As you explore St. Clair-Superior, you will see a traditional, turn of the century, working-class, immigrant neighborhood. Yet there is a small area, no larger than a city block, which feels out of place. Instead of the multistory frame houses that mark a historic mixed-use neighborhood like St. Clair-Superior, these brick houses hearken to postwar suburban developments like those in Parma, Ohio. In fact, residents of these houses refer to this small pocket of St. Clair-Superior as “Little Parma.” While the out-of-place architecture alone makes it noteworthy, Little Parma is important for another reason. Little Parma, as well as nearby Grdina Park, marks just some of the area destroyed by the worst fire in Cleveland’s history, the East Ohio Gas Company Fire.
Originally built in 1902, the ten-acre East Ohio Gas Company plant, spanning from East 55th to 63rd Streets, provided natural gas to most of Cleveland, including many businesses in the neighborhood. By 1940, part of the plant was converted to a liquefaction, storage, and regasification facility, which was one of the most modern gas plants in the country, safely storing large quantities of liquefied gas in four separate holding tanks. While it might seem odd today to have such a volatile substance amongst residential homes, in early industrial cities before affordable transportation it was practically a necessity for laborers to live close to their place of employment. A gas storage facility was simply one among many industrial operations one would expect to find in a typical working-class neighborhood of the time. However, given the plant's modernity and safety, people living in the area felt they had no reason to fear. That is, until a fateful day in October when fire fell from the sky.
It was an average Friday, a cool breeze blowing over the lake, and the sounds of industry in the air. At the East Ohio Gas Company, however, an equipment malfunction was about to change the neighborhood forever. To most witnesses, it sounded like a clap of thunder, an innocuous sound, nothing deserving much attention. It was not until workers saw a stream of liquefied gas pouring out of one of the cylindrical tanks that people began to panic. As the liquefied gas flowed into the street, it vaporized into a thick white fog that slowly snaked into the street.
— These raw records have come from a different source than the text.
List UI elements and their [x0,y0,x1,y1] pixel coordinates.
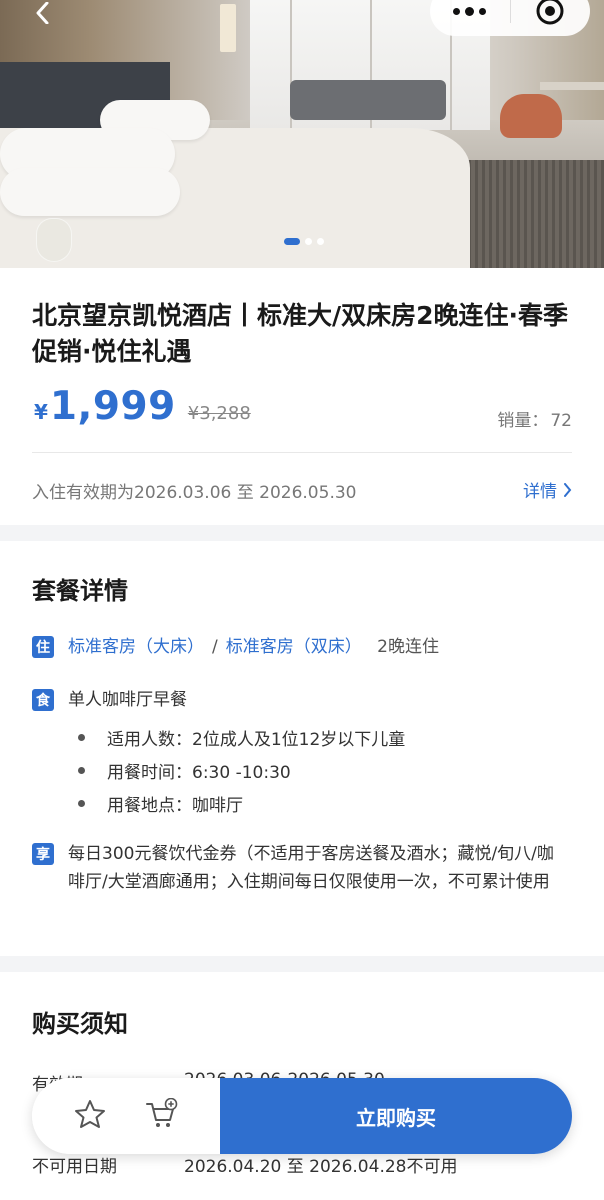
carousel-dot[interactable] [305,238,312,245]
list-item: 用餐地点：咖啡厅 [78,787,405,820]
favorite-star-icon[interactable] [74,1099,106,1133]
stay-tag: 住 [32,636,54,658]
note-key: 不可用日期 [32,1157,117,1177]
room-king-link[interactable]: 标准客房（大床） [68,637,204,657]
hero-pillow [0,168,180,216]
notes-section-title: 购买须知 [32,1010,128,1038]
details-link[interactable]: 详情 [523,477,572,502]
perk-tag: 享 [32,843,54,865]
divider [32,452,572,453]
details-link-label: 详情 [523,482,557,502]
price-row: ¥ 1,999 ¥3,288 [34,384,251,434]
package-details-section: 套餐详情 住 标准客房（大床） / 标准客房（双床） 2晚连住 食 单人咖啡厅早餐 … [0,541,604,956]
room-separator: / [212,637,218,657]
carousel-dot-active[interactable] [284,238,300,245]
sales-label: 销量： [497,411,549,431]
close-mini-program-icon[interactable] [511,0,591,36]
package-section-title: 套餐详情 [32,577,128,605]
product-info-card: 北京望京凯悦酒店丨标准大/双床房2晚连住·春季促销·悦住礼遇 ¥ 1,999 ¥… [0,268,604,525]
meal-name: 单人咖啡厅早餐 [68,690,187,710]
bottom-action-bar: 立即购买 [32,1078,572,1154]
room-twin-link[interactable]: 标准客房（双床） [226,637,362,657]
package-meal-row: 食 单人咖啡厅早餐 [32,686,187,714]
validity-period: 入住有效期为2026.03.06 至 2026.05.30 [32,483,357,503]
note-value: 2026.04.20 至 2026.04.28不可用 [184,1157,458,1177]
hero-desk [540,82,604,90]
currency-symbol: ¥ [34,400,48,424]
more-icon[interactable] [430,0,510,36]
product-title: 北京望京凯悦酒店丨标准大/双床房2晚连住·春季促销·悦住礼遇 [32,301,569,366]
add-to-cart-icon[interactable] [145,1097,179,1134]
back-icon[interactable] [28,0,58,28]
sales-count: 销量： 72 [495,406,572,431]
carousel-indicator [284,238,324,245]
package-perk-row: 享 每日300元餐饮代金券（不适用于客房送餐及酒水；藏悦/旬八/咖啡厅/大堂酒廊… [32,840,568,896]
note-row: 不可用日期 2026.04.20 至 2026.04.28不可用 [32,1152,457,1177]
bottom-icons [32,1078,220,1154]
list-item: 用餐时间：6:30 -10:30 [78,754,405,787]
mini-program-capsule [430,0,590,36]
meal-details-list: 适用人数：2位成人及1位12岁以下儿童 用餐时间：6:30 -10:30 用餐地… [78,721,405,820]
sales-value: 72 [550,411,572,431]
hero-carousel[interactable] [0,0,604,268]
package-stay-row: 住 标准客房（大床） / 标准客房（双床） 2晚连住 [32,633,439,661]
hero-sofa [290,80,446,120]
original-price: ¥3,288 [187,403,251,424]
carousel-dot[interactable] [317,238,324,245]
meal-tag: 食 [32,689,54,711]
current-price: 1,999 [49,384,176,429]
chevron-right-icon [564,482,572,497]
hero-vase [36,218,72,262]
list-item: 适用人数：2位成人及1位12岁以下儿童 [78,721,405,754]
hero-lamp [220,4,236,52]
perk-text: 每日300元餐饮代金券（不适用于客房送餐及酒水；藏悦/旬八/咖啡厅/大堂酒廊通用… [68,844,554,892]
buy-now-button[interactable]: 立即购买 [220,1078,572,1154]
stay-nights: 2晚连住 [377,637,439,657]
hero-chair [500,94,562,138]
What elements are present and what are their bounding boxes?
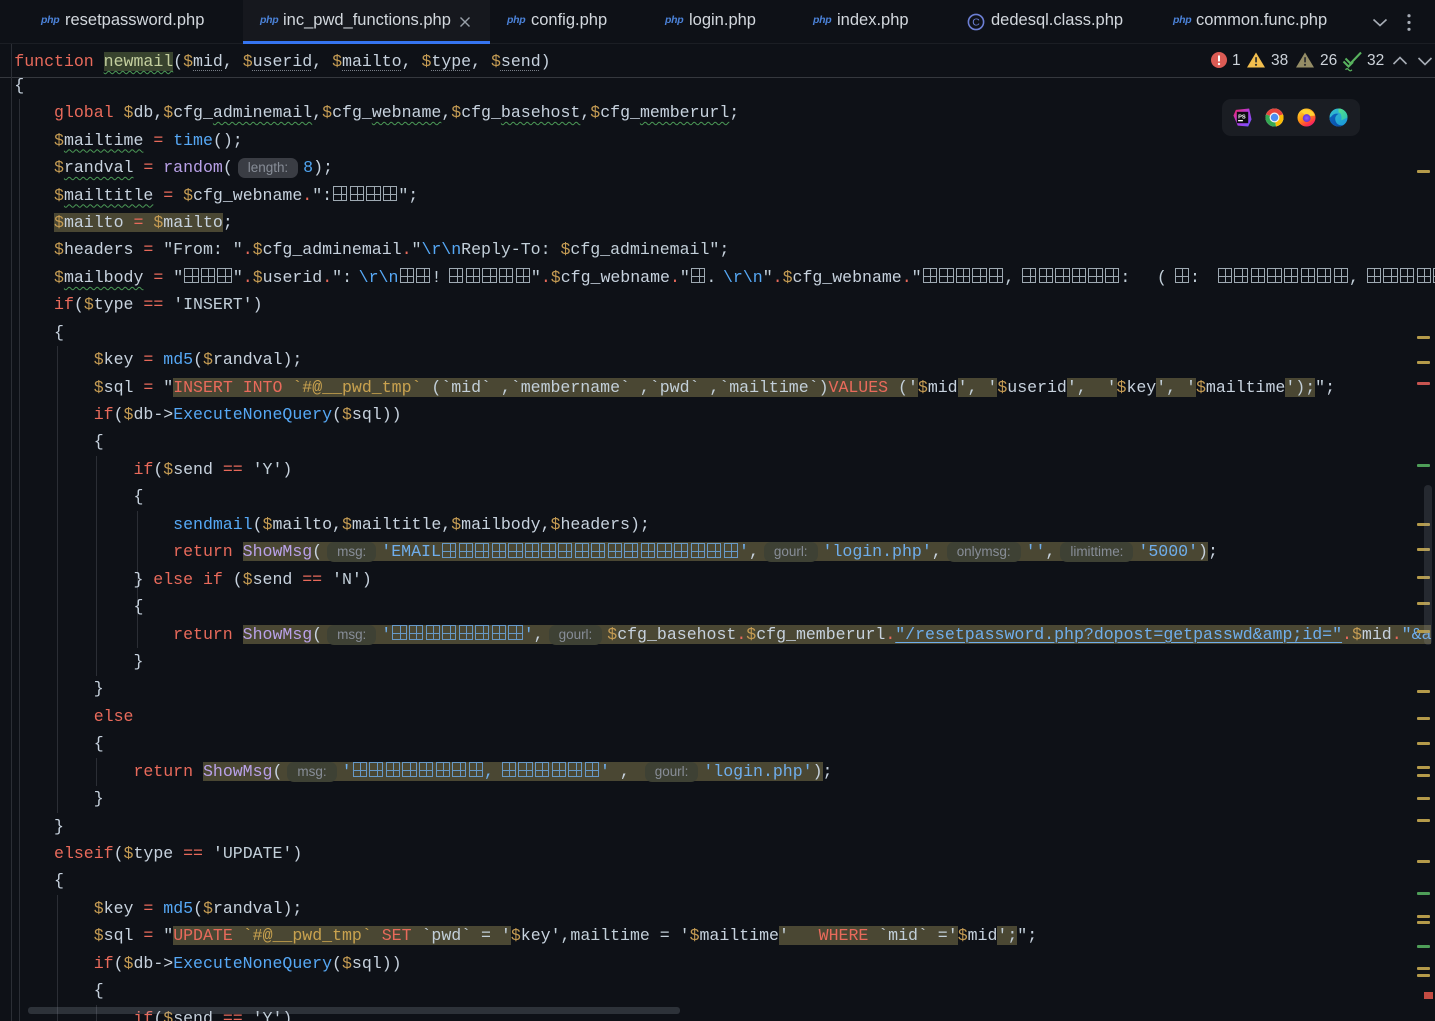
svg-text:C: C — [972, 17, 980, 29]
svg-text:PS: PS — [1238, 114, 1246, 120]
Given the incredibly volatile nature of the expanding fog, it was not long before it ignited, either due to friction or an open flame. The explosion that followed destroyed the tank, while at the same time creating fireballs which began falling into the neighborhood. For nearby residents, the initial shaking of the explosion was little cause for alarm. After all, the heavily industrialized neighborhood often felt vibrations as factories used drop forge hammers. The hot air, however, told a far different story: the city was about to burn.
While the initial blast created the most devastation, there were at least six more major explosions that occurred after the first fire, continuing the inferno that was quickly spreading over 108 acres. One explosion, occurring about 20 minutes after Tank No. 4 failed, was a result of yet another holding tank erupting, sending more fuel into the already devastating fire. Thankfully, the other two holding tanks managed to withstand the heat, which at times topped 3,000 degrees, and stress of the fire, preventing the already devastating inferno from getting any larger. Nevertheless, the failures were enough to engulf houses and automobiles.
Cleveland’s fire department were quick to respond but, due to technical limitations, had difficulty with communications. The department bravely fought the fire for hours while dealing with intense heat, explosions, and equipment literally sinking into the ground. By 7:00 pm, the assistant fire chief reported the fire was contained between East 55th and. 63rd Streets. By midnight James Granger, the fire chief, declared that the fire was under control. Work continued for another two days and by Sunday, save a stubborn pile of coal, the fire was finally extinguished.
The East Ohio Gas Company Fire marks one of Cleveland’s most devastating disasters, destroying 79 houses, two factories, and 217 automobiles and damaging 85 houses and 18 factories. Property destruction, while devastating, pales in comparison to the lives lost in the fire. One hundred thirty civilians lost their lives to the fire, 98 of whom were employees of the company. Shortly after the explosion, the two undamaged tanks were carefully emptied, keeping the area safe from further travesty. In order to help, City Council appropriated $200,000 to the area for infrastructure repair. Similarly, the recently formed St. Clair-Norwood Rehabilitation Corporation raised money for victims, bought plots, and built sixteen reasonably priced houses to sell to victims of the disaster. These relief structures are the very houses that comprise Little Parma today.
The victims of the explosion and fire are memorialized in Highland Park Cemetery, where the unidentified bodies were buried, a stark reminder of one of Cleveland’s most devastating disasters. Today, Little Parma remains a unique and vibrant section of the St. Clair-Superior neighborhood, showing a city's ability to move on but also marking a dark chapter in Cleveland’s history.